È svolta nell’omicidio di Andrea Fiore, il 54enne ucciso la notte tra domenica e lunedì nel suo appartamento di via Pisoni, nella zona Torpignattara alla periferia di Roma. Gli uomini della Squadra Mobile nel tardo pomeriggio di lunedì hanno fermato Daniele Viti, 43enne originario di Veroli, centro in provincia di Frosinone. L’uomo è stato bloccato mentre rientrava in un appartamento nella zona di Corviale, quadrante sud-ovest della Capitale, assieme ad una donna. Nei suoi confronti l’accusa è di “concorso in omicidio” assieme ad altre persone ancora non identificate e su cui si sta ora concentrando il lavoro degli inquirenti. È ancora da chiarire il ruolo di Viti, che ha precedenti per stalking, nell’agguato mortale. L’uomo è stato trasferito nel carcere di Regina Coeli in attesa dell’interrogatorio di convalida del fermo.

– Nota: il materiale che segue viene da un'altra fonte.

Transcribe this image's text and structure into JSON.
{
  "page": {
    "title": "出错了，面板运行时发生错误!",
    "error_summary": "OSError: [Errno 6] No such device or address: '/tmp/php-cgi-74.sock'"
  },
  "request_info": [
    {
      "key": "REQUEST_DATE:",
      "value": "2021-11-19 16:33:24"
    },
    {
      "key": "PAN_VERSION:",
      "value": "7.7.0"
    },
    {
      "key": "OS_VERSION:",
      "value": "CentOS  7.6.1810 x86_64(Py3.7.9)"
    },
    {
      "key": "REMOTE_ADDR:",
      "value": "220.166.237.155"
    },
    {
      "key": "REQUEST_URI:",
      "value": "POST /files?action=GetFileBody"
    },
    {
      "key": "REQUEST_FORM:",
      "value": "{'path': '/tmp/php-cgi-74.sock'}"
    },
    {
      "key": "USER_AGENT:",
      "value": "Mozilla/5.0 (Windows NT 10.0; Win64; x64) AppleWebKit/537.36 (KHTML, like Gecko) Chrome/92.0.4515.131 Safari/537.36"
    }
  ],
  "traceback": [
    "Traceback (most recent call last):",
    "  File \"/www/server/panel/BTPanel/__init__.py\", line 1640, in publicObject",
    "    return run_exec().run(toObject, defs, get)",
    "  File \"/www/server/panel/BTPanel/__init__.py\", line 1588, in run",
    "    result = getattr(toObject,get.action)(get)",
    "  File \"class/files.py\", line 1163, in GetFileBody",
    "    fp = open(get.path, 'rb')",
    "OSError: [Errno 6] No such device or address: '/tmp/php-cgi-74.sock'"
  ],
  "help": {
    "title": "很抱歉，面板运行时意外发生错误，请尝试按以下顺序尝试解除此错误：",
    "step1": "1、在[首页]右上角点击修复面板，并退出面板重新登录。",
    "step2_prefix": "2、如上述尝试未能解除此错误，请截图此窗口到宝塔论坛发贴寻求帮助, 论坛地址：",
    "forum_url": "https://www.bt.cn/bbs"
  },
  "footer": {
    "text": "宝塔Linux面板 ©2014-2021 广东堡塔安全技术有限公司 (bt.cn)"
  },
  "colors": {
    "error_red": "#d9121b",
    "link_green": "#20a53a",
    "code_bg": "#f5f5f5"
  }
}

Secondo quanto accertato da chi indaga, Fiore è stato raggiunto da un colpo di pistola al torace poco dopo la mezzanotte di domenica. La vittima, che ha precedenti anche per droga, con molta probabilità conosceva i suoi aggressori. “Mi hanno sparato, venite a salvarmi”, le parole dette al 112 poco prima di morire. I poliziotti arrivati in pochi minuti hanno dovuto attendere l’intervento dei vigili del fuoco perché la porta risultava chiusa dall’interno. Gli investigatori hanno trovato poi il cadavere a poca distanza dalla porta di ingresso.
Non è escluso che la morte di Fiore sia legata all’omicidio di Luigi Finizio vittima di un agguato avvenuto a poca distanza da via Pisoni, il 13 marzo scorso, ad una pompa di benzina. I due infatti si conoscevano da tempo. Finizio, legato da rapporti familiari con il clan di stampo camorristico dei Senese, è stato ucciso in via dei Ciceri da uomini in scooter che poi si sono dati alla fuga. Su questo episodio sono a lavoro i pm della Distrettuale Antimafia di piazzale Clodio. I due omicidi potrebbero quindi rientrate in una guerra tra bande criminali. Una escalation di fatti di sangue legata al business della droga anche se chi indaga non esclude altre piste. Il delitto di domenica notte è solo l’ultimo di una lunga striscia che da settimane sta insanguinando le strade di Roma. Il 10 marzo, a San Giovanni, è stato ucciso Emanuele Costanza, in arte Manuel Costa, con due colpi di pistola alla testa da Fabio Giaccio, 43 enne di origini napoletane, reo confesso. Movente del raid di morte questioni di natura economiche.